Our lot was purchased in February 1946. According to Florence, bricks had not been available during the war and her husband was still not able to get them by the time the house was built, which is why our home is cinderblock. The Atkinson’s intended to eventually brick over the outside once bricks became available – but never did. There are a handful of other white cinder block houses throughout Druid Hills – and I’d be curious to know if they all had similar stories. (Florence also explained that the reason that we have a stone fireplace as big as a ski lodge’s is due to the fact that her husband was determined to ‘find some decorative stones no matter what!’ after striking out on the brick. She said he got a little carried away.)
Wonderful history. I live on North Parkwood, also part of Druid Hills. The street is part unincorporated DeKalb and Part Decatur. I wonder how our street fits into that history, it was built in 1960.

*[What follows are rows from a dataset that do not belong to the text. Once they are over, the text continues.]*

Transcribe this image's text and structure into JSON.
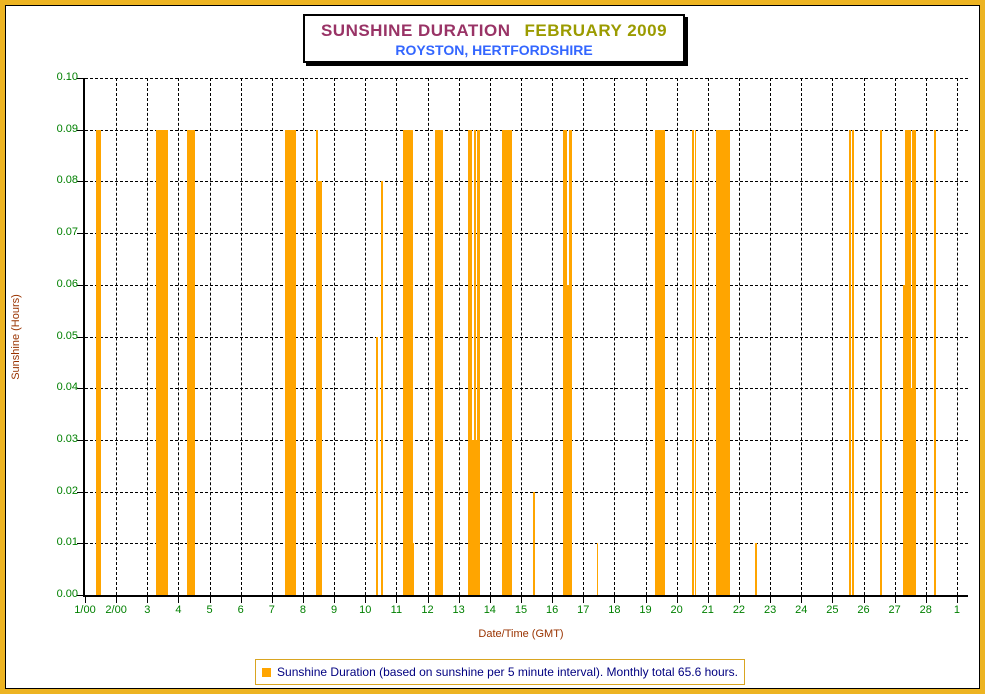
{
  "frame": {
    "border_color": "#EDB422"
  },
  "title_box": {
    "title_main": "SUNSHINE DURATION",
    "title_month": "FEBRUARY 2009",
    "subtitle": "ROYSTON, HERTFORDSHIRE",
    "title_main_color": "#993366",
    "title_month_color": "#9B9B00",
    "subtitle_color": "#3366FF"
  },
  "legend": {
    "swatch_color": "#FFA500",
    "label": "Sunshine Duration (based on sunshine per 5 minute interval). Monthly total 65.6 hours.",
    "text_color": "#000080",
    "border_color": "#D9A521"
  },
  "chart_data": {
    "type": "bar",
    "title": "SUNSHINE DURATION FEBRUARY 2009",
    "subtitle": "ROYSTON, HERTFORDSHIRE",
    "xlabel": "Date/Time (GMT)",
    "ylabel": "Sunshine (Hours)",
    "ylim": [
      0,
      0.1
    ],
    "ytick_step": 0.01,
    "y_tick_labels": [
      "0.00",
      "0.01",
      "0.02",
      "0.03",
      "0.04",
      "0.05",
      "0.06",
      "0.07",
      "0.08",
      "0.09",
      "0.10"
    ],
    "x_tick_labels": [
      "1/00",
      "2/00",
      "3",
      "4",
      "5",
      "6",
      "7",
      "8",
      "9",
      "10",
      "11",
      "12",
      "13",
      "14",
      "15",
      "16",
      "17",
      "18",
      "19",
      "20",
      "21",
      "22",
      "23",
      "24",
      "25",
      "26",
      "27",
      "28",
      "1"
    ],
    "grid": true,
    "bar_color": "#FFA500",
    "tick_label_color": "#008000",
    "axis_title_color": "#993300",
    "bars": [
      {
        "start": 1.35,
        "end": 1.53,
        "hours": 0.09
      },
      {
        "start": 3.28,
        "end": 3.66,
        "hours": 0.09
      },
      {
        "start": 4.26,
        "end": 4.52,
        "hours": 0.09
      },
      {
        "start": 7.41,
        "end": 7.79,
        "hours": 0.09
      },
      {
        "start": 8.42,
        "end": 8.48,
        "hours": 0.09
      },
      {
        "start": 8.48,
        "end": 8.61,
        "hours": 0.08
      },
      {
        "start": 10.36,
        "end": 10.4,
        "hours": 0.05
      },
      {
        "start": 10.52,
        "end": 10.56,
        "hours": 0.08
      },
      {
        "start": 11.21,
        "end": 11.52,
        "hours": 0.09
      },
      {
        "start": 11.53,
        "end": 11.56,
        "hours": 0.01
      },
      {
        "start": 12.24,
        "end": 12.5,
        "hours": 0.09
      },
      {
        "start": 13.3,
        "end": 13.43,
        "hours": 0.09
      },
      {
        "start": 13.43,
        "end": 13.49,
        "hours": 0.03
      },
      {
        "start": 13.49,
        "end": 13.56,
        "hours": 0.09
      },
      {
        "start": 13.56,
        "end": 13.59,
        "hours": 0.03
      },
      {
        "start": 13.59,
        "end": 13.7,
        "hours": 0.09
      },
      {
        "start": 14.39,
        "end": 14.71,
        "hours": 0.09
      },
      {
        "start": 15.4,
        "end": 15.45,
        "hours": 0.02
      },
      {
        "start": 16.35,
        "end": 16.48,
        "hours": 0.09
      },
      {
        "start": 16.48,
        "end": 16.55,
        "hours": 0.06
      },
      {
        "start": 16.55,
        "end": 16.64,
        "hours": 0.09
      },
      {
        "start": 17.43,
        "end": 17.47,
        "hours": 0.01
      },
      {
        "start": 19.3,
        "end": 19.63,
        "hours": 0.09
      },
      {
        "start": 20.5,
        "end": 20.55,
        "hours": 0.09
      },
      {
        "start": 20.58,
        "end": 20.63,
        "hours": 0.09
      },
      {
        "start": 21.26,
        "end": 21.71,
        "hours": 0.09
      },
      {
        "start": 22.53,
        "end": 22.58,
        "hours": 0.01
      },
      {
        "start": 25.53,
        "end": 25.61,
        "hours": 0.09
      },
      {
        "start": 25.63,
        "end": 25.68,
        "hours": 0.09
      },
      {
        "start": 26.54,
        "end": 26.59,
        "hours": 0.09
      },
      {
        "start": 27.28,
        "end": 27.33,
        "hours": 0.06
      },
      {
        "start": 27.33,
        "end": 27.51,
        "hours": 0.09
      },
      {
        "start": 27.51,
        "end": 27.57,
        "hours": 0.04
      },
      {
        "start": 27.57,
        "end": 27.7,
        "hours": 0.09
      },
      {
        "start": 28.26,
        "end": 28.34,
        "hours": 0.09
      }
    ]
  }
}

My name is Sandra Paul Harper and the Paul family, My Mother and Father, Alice and Harry Paul, purchased the property of 109 Parkwood Lane in 1038 and we lived there until 1950. It was a really great house with a wooden garage with mimosa trees bordering each end. Down a stone path toward the back yard were 2 wonderful fish ponds on either side of the walk. On further there was a sunken patio with a large fireplace suitable for large Bar B Q and birthday parties. Next door, the only other house on the street, lived Constance and Alex Wilson with their two children, Connie and Alex. When the moved the home was bought by Gertrude Metheringham and her husband. Their son was Mike who was an outstanding football player for the U of GA. It was indeed wonderful to see pictures of my home which was loved so. Thank you!